The Georgia supreme court ruled later that year that the execution of mentally retarded individuals violated the constitution of that state.

The same trend may be found in state supreme court rulings in other areas of criminal law. For example, in 1984 in United States vs. Leon, the court established for the first time the "good faith" exception to the exclusionary rule, a judge-made rule barring from trial certain evidence obtained either without a search warrant or when the warrant was issued without the fourth amendment's required "probable cause."

North Carolina's courts rejected this view and instead refuse to consider evidence found during a search where the warrant is defective.

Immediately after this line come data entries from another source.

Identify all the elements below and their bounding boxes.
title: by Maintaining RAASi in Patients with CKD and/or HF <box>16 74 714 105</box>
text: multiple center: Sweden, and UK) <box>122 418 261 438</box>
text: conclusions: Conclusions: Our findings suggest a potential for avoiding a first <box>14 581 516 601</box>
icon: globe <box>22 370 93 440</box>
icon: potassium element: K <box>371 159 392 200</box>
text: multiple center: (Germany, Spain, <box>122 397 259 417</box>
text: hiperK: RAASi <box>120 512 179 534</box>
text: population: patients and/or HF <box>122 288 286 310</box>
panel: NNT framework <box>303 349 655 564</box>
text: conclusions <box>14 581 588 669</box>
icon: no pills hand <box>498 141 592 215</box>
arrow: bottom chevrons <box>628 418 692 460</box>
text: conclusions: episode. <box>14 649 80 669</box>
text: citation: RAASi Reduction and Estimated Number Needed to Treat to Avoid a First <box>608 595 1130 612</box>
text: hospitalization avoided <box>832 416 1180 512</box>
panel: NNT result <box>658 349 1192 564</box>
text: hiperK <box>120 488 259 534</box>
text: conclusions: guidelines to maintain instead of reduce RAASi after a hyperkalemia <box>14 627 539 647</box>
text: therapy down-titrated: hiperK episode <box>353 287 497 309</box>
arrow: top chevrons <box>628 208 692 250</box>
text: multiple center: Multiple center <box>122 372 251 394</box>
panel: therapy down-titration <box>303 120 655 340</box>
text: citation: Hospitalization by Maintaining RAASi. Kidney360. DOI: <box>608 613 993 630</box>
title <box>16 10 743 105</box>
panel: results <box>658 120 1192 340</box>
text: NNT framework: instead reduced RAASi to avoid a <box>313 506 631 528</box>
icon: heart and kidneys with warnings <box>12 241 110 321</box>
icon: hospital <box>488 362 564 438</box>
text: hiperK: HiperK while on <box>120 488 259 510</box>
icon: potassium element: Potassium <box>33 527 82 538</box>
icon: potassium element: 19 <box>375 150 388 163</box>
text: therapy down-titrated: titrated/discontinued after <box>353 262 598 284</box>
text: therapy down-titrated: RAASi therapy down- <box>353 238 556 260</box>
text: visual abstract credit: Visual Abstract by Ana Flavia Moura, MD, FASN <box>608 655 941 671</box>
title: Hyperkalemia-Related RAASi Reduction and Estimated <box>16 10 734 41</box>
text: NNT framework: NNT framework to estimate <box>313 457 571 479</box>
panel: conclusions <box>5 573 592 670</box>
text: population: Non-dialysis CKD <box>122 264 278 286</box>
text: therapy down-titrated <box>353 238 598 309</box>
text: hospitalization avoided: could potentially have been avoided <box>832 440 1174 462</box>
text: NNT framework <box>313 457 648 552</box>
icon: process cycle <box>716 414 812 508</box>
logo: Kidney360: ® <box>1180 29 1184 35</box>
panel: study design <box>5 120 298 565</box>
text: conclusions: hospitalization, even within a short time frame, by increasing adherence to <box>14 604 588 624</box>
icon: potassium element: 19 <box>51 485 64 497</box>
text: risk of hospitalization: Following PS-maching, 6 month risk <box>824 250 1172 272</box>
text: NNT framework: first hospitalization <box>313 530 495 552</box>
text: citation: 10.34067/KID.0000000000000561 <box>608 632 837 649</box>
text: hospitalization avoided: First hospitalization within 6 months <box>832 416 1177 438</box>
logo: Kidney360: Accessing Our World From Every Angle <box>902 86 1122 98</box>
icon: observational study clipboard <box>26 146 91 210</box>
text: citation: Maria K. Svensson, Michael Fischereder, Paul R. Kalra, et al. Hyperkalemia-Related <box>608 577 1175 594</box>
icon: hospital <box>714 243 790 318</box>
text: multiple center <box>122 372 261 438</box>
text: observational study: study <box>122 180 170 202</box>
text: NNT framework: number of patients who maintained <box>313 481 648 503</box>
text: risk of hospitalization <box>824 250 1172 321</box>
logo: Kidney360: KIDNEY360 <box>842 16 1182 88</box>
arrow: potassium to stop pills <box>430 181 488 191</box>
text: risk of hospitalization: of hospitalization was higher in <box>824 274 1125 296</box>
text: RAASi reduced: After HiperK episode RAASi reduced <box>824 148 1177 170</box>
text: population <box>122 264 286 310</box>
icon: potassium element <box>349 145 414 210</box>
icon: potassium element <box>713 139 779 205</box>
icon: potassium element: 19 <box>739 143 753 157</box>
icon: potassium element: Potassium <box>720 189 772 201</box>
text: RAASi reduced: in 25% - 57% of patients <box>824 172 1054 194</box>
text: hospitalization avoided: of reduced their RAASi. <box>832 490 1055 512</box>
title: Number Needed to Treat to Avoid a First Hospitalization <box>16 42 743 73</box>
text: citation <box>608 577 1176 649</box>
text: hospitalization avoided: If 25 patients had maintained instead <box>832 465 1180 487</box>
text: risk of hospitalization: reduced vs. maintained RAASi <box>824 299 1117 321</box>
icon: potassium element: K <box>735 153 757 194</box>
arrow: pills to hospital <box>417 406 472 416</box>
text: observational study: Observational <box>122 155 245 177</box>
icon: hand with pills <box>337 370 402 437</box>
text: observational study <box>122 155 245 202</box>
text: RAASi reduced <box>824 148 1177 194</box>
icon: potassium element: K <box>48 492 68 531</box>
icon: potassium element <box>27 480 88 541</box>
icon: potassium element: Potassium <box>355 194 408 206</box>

Presidents Reagan and Bush promised that if elected, they would nominate to the federal judiciary and the Supreme Court those whose record promised a narrow, law-and-order reading of the Constitution. For the past ten years, the complexion of the courts has changed to reflect this change.

Well over half of the federal judiciary, for example, consists of Reagan or Bush-appointed judges, and of the Supreme Court's nine members, six are Reagan or Bush nominees, including the current Chief Justice William H. Rehnquist who had originally served as an associate justice. The others successfully nominated to the court over the past 10 years are Sandra Day O'Connor, Antonin Scalia, Anthony M. Kennedy, David Souter and Clarence Thomas.

The federal judiciary is now more conservative than it has been in 50 years. Perhaps former Justice Brennan was right when he wrote in 1977 that "state constitutions too, are, a font of individual liberties, their protections often extending beyond those required by the Supreme Court's interpretation of federal law."

As a result, civil libertarians and civil rights activists now look more seriously than ever before to state legislatures and state supreme courts to protect the civil rights and individual liberties of the American people.

Jack Fruchtman Jr. directs the prelaw program and teaches politics at Towson State University.